Mengenal Sungai Ruki di Kongo, Sungai Paling Gelap dan Hitam di Dunia

Dibandingkan dengan sungai-sungai tropis besar di seluruh dunia. Menunjukkan, Sungai Ruki merupakan sungai dengan air paling hitam di dunia, jauh lebih gelap daripada Rio Negro yang terkenal di Amazon. Dengan menggunakan sistem pengukuran, tim ilmuwan ETH Zurich, di Swiss, menemukan bahwa Ruki 1,5 kali lebih gelap daripada Rio Negro di Amazon, sungai blackwater dunia.

Dia mengemukakan meskipun Ruki hanya menempati seperdua puluh dari Cekungan Kongo, hal ini memberikan seperlima dari seluruh karbon terlarut di Kongo. Dalam penelitian ilmiah pertama mengenai sungai ini di Afrika, para peneliti menyimpulkan bahwa warna air yang sangat gelap dan hitam, disebabkan oleh tingginya konsentrasi bahan organik terlarut, yang berasal dari hutan hujan di sekitarnya.

Zat kaya karbon di Sungai Ruki ini sebagian besar terbawa melalui air hujan, yang jatuh ke vegetasi hutan yang mati dan melepaskan senyawa organik dari bahan tanaman yang membusuk. Terlebih lagi, sungai membanjiri hutan di musim hujan.

Diperlukan waktu panjang sampai berminggu-minggu agar air yang biasanya setinggi pinggang itu perlahan-lahan surut, dan pada saat itu, air tersebut akan melarutkan zat-zat organik. Bukan saja air berwarna gelap yang membuatnya menjadi istimewa.

Sungai dengan lebar satu kilometer dan bermuara di  negara Kongo, memiliki keunikan secara keseluruhan. Daerah tepi aliran sungainya, masih ditutupi oleh hutan hujan dataran rendah primer yang belum tersentuh.

Perairannya mengandung senyawa karbon organik empat kali lebih banyak dibandingkan di Kongo dan 1,5 kali lebih banyak dibandingkan di Rio Negro di Amazon. Di sepanjang pinggir sungai Ruki, terdapat rawa gambut besar yang mengandung sejumlah besar tumbuhan mati yang belum terurai, sehingga menjadikan rawa tersebut sebagai penyerap karbon yang signifikan.
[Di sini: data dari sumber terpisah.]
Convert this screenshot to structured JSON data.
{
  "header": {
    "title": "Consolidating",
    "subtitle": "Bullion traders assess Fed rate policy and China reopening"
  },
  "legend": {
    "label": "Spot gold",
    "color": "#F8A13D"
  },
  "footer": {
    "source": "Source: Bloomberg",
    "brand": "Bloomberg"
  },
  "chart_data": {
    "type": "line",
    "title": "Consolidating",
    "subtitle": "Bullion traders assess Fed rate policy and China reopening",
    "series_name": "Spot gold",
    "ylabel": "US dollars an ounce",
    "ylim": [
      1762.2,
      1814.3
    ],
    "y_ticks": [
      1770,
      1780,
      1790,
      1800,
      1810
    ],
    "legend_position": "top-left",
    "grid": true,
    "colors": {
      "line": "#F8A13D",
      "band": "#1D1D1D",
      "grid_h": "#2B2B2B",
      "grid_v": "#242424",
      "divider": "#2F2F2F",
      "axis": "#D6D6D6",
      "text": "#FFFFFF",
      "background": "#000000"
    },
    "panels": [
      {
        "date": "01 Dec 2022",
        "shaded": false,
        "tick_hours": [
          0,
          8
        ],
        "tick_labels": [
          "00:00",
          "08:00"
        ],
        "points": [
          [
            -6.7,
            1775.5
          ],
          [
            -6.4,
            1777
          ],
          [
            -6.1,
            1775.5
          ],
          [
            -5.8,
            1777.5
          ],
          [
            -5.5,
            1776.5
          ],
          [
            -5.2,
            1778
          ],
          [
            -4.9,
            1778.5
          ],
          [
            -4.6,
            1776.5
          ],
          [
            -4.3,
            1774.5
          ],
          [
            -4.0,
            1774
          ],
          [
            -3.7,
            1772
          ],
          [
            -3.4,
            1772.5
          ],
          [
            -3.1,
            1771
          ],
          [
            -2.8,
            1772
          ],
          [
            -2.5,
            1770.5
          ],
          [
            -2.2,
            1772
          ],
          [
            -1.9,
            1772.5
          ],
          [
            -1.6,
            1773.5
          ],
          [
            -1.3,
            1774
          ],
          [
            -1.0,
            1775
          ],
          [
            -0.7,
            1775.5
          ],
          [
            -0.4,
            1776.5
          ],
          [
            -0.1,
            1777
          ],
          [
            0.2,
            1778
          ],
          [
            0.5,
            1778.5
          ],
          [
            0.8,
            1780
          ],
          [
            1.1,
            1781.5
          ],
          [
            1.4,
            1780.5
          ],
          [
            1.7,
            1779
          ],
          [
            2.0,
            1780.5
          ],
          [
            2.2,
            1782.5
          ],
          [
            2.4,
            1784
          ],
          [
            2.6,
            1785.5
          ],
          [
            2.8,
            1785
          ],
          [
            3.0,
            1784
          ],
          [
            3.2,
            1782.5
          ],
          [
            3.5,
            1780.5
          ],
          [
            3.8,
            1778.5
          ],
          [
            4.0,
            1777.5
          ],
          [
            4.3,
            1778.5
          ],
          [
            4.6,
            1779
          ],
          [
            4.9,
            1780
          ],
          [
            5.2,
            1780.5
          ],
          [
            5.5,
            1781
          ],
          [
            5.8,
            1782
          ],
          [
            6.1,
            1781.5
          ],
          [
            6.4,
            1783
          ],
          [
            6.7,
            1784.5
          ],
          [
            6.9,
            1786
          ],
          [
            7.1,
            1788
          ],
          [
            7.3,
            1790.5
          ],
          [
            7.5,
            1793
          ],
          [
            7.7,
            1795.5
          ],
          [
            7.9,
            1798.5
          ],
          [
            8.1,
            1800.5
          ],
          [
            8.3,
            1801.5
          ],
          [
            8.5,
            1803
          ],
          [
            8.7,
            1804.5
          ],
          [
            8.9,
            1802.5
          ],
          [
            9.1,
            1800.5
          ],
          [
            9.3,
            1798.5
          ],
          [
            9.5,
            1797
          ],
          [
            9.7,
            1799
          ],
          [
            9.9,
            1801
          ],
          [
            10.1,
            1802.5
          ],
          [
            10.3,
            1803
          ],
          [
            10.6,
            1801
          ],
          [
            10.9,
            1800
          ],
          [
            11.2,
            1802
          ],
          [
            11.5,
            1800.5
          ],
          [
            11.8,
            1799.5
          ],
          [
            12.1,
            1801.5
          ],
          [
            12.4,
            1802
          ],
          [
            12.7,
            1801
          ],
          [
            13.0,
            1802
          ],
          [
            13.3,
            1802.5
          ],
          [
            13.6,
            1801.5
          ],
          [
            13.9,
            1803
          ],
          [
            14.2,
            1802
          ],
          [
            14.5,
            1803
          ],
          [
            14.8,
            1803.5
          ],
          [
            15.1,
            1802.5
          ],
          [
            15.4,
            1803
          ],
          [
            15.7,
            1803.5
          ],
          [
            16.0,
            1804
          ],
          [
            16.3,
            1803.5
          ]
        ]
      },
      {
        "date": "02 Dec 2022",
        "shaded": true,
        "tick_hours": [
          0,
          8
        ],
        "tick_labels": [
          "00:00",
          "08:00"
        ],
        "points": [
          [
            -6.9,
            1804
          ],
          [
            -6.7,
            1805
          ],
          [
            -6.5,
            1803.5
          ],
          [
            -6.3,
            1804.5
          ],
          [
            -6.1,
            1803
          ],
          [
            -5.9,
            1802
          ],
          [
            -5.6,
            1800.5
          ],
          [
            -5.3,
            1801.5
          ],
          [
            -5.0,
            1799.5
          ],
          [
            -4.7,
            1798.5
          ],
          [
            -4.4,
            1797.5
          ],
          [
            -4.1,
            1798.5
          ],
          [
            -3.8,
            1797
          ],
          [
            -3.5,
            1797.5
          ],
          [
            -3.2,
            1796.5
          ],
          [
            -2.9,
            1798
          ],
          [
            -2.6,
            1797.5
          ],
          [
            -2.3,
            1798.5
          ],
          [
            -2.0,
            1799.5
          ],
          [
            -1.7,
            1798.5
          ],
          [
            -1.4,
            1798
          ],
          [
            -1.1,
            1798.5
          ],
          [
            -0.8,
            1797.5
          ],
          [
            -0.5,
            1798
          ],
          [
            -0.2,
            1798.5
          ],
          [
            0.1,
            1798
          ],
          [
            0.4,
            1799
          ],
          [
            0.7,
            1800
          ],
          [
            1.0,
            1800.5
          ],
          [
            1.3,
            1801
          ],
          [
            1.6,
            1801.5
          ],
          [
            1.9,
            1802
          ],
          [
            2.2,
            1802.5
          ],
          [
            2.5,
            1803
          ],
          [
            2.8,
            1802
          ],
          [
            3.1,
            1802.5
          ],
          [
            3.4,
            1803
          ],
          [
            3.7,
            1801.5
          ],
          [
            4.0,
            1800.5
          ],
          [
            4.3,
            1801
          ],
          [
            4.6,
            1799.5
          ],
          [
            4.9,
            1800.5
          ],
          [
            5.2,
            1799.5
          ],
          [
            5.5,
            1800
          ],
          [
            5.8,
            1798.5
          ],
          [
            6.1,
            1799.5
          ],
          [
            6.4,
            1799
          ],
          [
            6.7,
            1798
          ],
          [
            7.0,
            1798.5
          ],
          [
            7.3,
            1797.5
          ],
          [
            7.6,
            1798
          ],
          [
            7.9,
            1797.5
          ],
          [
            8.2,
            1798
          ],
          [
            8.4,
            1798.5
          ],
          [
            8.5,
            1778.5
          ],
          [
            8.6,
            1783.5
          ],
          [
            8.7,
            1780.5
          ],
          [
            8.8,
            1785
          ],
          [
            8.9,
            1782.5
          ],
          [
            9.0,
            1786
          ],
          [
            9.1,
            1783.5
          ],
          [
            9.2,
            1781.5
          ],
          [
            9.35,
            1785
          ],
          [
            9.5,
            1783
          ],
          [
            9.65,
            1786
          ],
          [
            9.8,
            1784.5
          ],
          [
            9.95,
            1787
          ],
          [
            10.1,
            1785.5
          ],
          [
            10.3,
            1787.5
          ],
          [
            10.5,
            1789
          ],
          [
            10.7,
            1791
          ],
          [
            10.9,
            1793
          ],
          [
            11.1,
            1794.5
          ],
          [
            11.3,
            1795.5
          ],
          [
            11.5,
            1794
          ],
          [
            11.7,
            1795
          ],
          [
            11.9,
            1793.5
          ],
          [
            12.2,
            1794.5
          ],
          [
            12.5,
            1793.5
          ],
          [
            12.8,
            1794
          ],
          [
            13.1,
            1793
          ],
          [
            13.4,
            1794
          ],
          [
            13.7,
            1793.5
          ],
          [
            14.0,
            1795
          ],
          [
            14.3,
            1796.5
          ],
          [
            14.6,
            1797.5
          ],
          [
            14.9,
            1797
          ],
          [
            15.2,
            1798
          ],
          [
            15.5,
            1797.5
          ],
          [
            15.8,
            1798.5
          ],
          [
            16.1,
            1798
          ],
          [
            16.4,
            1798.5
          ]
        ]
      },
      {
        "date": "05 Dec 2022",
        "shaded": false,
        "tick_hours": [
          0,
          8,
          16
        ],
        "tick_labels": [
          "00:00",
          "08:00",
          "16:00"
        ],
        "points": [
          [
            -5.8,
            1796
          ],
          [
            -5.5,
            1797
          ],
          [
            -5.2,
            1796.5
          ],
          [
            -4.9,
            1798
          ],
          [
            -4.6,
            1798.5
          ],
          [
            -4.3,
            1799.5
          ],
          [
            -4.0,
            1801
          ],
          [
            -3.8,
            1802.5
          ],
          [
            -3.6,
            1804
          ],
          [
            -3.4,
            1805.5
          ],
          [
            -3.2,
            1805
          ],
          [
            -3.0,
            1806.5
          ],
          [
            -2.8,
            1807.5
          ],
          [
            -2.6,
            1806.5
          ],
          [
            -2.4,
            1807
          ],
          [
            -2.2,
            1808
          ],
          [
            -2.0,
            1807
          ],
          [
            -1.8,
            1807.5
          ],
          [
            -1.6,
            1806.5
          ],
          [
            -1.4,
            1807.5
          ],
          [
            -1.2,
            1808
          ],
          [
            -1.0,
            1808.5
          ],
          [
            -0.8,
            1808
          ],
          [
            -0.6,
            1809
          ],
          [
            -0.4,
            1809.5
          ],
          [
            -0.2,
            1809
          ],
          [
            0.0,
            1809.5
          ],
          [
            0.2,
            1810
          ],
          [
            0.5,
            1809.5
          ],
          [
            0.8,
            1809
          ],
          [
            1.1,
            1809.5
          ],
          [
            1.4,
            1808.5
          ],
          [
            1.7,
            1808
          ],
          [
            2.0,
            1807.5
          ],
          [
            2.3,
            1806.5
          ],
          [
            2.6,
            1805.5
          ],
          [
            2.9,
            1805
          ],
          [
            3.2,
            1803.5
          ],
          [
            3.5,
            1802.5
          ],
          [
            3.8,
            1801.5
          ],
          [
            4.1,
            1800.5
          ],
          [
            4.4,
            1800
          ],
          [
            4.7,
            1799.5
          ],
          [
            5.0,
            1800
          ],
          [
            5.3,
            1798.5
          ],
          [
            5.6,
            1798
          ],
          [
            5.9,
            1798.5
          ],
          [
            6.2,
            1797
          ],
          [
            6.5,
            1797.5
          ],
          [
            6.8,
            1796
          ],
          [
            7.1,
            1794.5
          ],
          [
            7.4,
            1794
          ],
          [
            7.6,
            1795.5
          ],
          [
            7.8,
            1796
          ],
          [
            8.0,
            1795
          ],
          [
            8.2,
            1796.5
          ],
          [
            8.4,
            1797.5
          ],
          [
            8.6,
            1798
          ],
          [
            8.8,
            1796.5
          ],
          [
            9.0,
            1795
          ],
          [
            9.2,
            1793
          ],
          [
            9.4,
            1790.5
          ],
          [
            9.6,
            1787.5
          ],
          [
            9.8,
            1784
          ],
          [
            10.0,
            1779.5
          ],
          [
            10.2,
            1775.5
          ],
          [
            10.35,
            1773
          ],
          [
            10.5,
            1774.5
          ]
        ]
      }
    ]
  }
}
Ilmuwan pun memutuskan untuk menelitinya karena jejak karbon tersebut pada gilirannya dapat menyampaikan informasi tentang asal-usul sebuah area. Bahkan, sungai Ruki juga belum pernah diteliti secara ilmiah meski ketinggian air musiman sungai telah didokumentasikan sejak tahun 1930.

Namun, hingga kini belum ada data mengenai komposisi kimia dari sungai ini. Seperti misalnya belum ada yang mengetahui berapa banyak karbon organic terlarut (DOC) yang ada di dalam air, dan juga dari mana asalnya.

Hingga akhirnya, peneliti Drake bersama teman-temannya mendirikan stasiun pengukuran di dekat kota Mbandaka, tidak jauh dari hulu sungai tempat bertemunya Sungai Ruki dan Kongo. Peneliti juga mengukur debit air setiap dua minggu dan ketinggian air harian selama setahun untuk menentukan aliran sungai tahunan. Sampel air yang terkumpul pada setiap pengkuran dikirim ke laboratorium di ETH Zurich untuk dianalisis.

Di sana ilmuwan menentukan kandungan karbon organik terlarut (DOC) sampel, serta usia bahan organik berdasarkan karbon radioaktif dalam DOC. Dan terkonfirmasi bahwa Sungai Ruki adalah salah satu sistem sungai yang paling kaya karbon organik terlarut di dunia.

Perairannya mengandung senyawa karbon organik empat kali 1,5 kali lebih banyak dibandingkan di Rio Negro di Amazon. Setelah meneliti sungai Ruki, para ilmuwan berencana untuk mempelajari anak sungai Kongo lainnya.